Hungria vetou declaração da UE porque “Israel tem direito a defender-se”

por LMn | Lusa

Budapeste, 19 mai 2021 (Lusa) – O Ministério dos Negócios Estrangeiros húngaro justificou hoje o seu veto à declaração comum da União Europeia (UE) que pedia um “cessar-fogo” entre Israel e o grupo islamita palestiniano Hamas considerando que “Israel tem direito a defender-se”.

“Israel foi atacado por uma organização terrorista. Israel tem direito a defender-se.

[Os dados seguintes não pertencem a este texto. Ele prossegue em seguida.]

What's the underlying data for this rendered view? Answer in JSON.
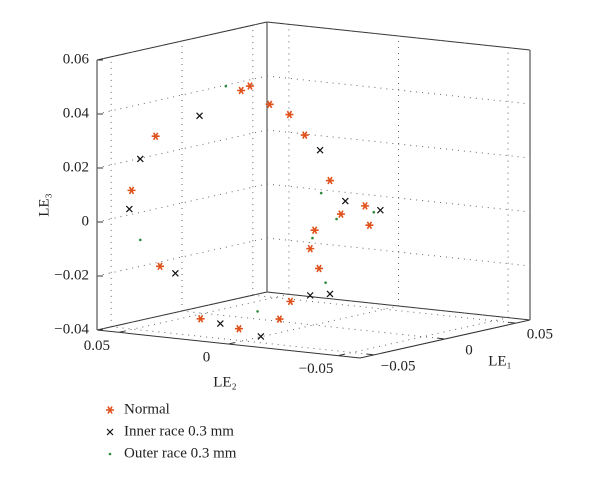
{
  "chart_data": {
    "type": "scatter3d",
    "xlabel": "LE₁",
    "ylabel": "LE₂",
    "zlabel": "LE₃",
    "xlim": [
      -0.06,
      0.06
    ],
    "ylim": [
      -0.06,
      0.06
    ],
    "zlim": [
      -0.04,
      0.06
    ],
    "xticks": [
      {
        "value": -0.05,
        "label": "−0.05"
      },
      0,
      0.05
    ],
    "yticks": [
      {
        "value": -0.05,
        "label": "−0.05"
      },
      0,
      0.05
    ],
    "zticks": [
      {
        "value": -0.04,
        "label": "−0.04"
      },
      {
        "value": -0.02,
        "label": "−0.02"
      },
      0,
      0.02,
      0.04,
      0.06
    ],
    "grid": true,
    "legend": "bottom-left",
    "series": [
      {
        "name": "Normal",
        "color": "#e0521c",
        "marker": "asterisk",
        "x": [
          -0.048,
          -0.048,
          -0.048,
          0,
          0,
          0,
          0,
          0,
          0.024,
          0.024,
          0.024,
          0.024,
          0.024,
          0.024,
          -0.024,
          -0.048,
          -0.024,
          -0.024,
          0.024
        ],
        "y": [
          0.041,
          0.052,
          0.039,
          0.033,
          0.029,
          0.02,
          0.011,
          0.004,
          0.008,
          -0.008,
          -0.01,
          0.015,
          0.017,
          0.013,
          0.036,
          0.003,
          -0.005,
          0.0,
          0.003
        ],
        "z": [
          0.032,
          0.011,
          -0.016,
          0.044,
          0.046,
          0.04,
          0.037,
          0.03,
          0.01,
          0.002,
          -0.005,
          -0.009,
          -0.016,
          -0.023,
          -0.038,
          -0.036,
          -0.028,
          -0.035,
          -0.002
        ]
      },
      {
        "name": "Inner race 0.3 mm",
        "color": "#111111",
        "marker": "cross",
        "x": [
          -0.048,
          -0.048,
          -0.048,
          0,
          0,
          0.024,
          0.024,
          0.024,
          -0.024,
          -0.048,
          -0.024
        ],
        "y": [
          0.048,
          0.053,
          0.032,
          0.052,
          -0.003,
          0.001,
          -0.015,
          0.008,
          0.027,
          -0.007,
          -0.014
        ],
        "z": [
          0.023,
          0.004,
          -0.018,
          0.033,
          0.025,
          0.003,
          0.001,
          -0.032,
          -0.039,
          -0.038,
          -0.025
        ]
      },
      {
        "name": "Outer race 0.3 mm",
        "color": "#2a8a3a",
        "marker": "dot",
        "x": [
          -0.048,
          0,
          0.024,
          0.024,
          0.024,
          0.024,
          -0.024,
          0.024
        ],
        "y": [
          0.048,
          0.04,
          0.012,
          -0.012,
          0.016,
          0.01,
          0.01,
          0.005
        ],
        "z": [
          -0.007,
          0.045,
          0.005,
          0.0,
          -0.012,
          -0.028,
          -0.033,
          -0.004
        ]
      }
    ]
  }
}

Rejeitamos todas as posições que responsabilizam Israel pela atual situação”, assegurou Tamas Menczer, secretário de Estado dos Negócios Estrangeiros, citado pela agência noticiosa MTI.

Segundo Menczer, o Governo húngaro, dirigido pelo ultranacionalista Viktor Orbán, rejeita que Israel seja equiparado ao Hamas e que “se legitime, de forma indireta, o grupo terrorista Hamas”.

“Há que deixar claro que os diversos grupos terroristas palestinianos devem terminar os ataques”, acrescentou o secretário de Estado, que considerou “desequilibrado” o texto rejeitado por Budapeste.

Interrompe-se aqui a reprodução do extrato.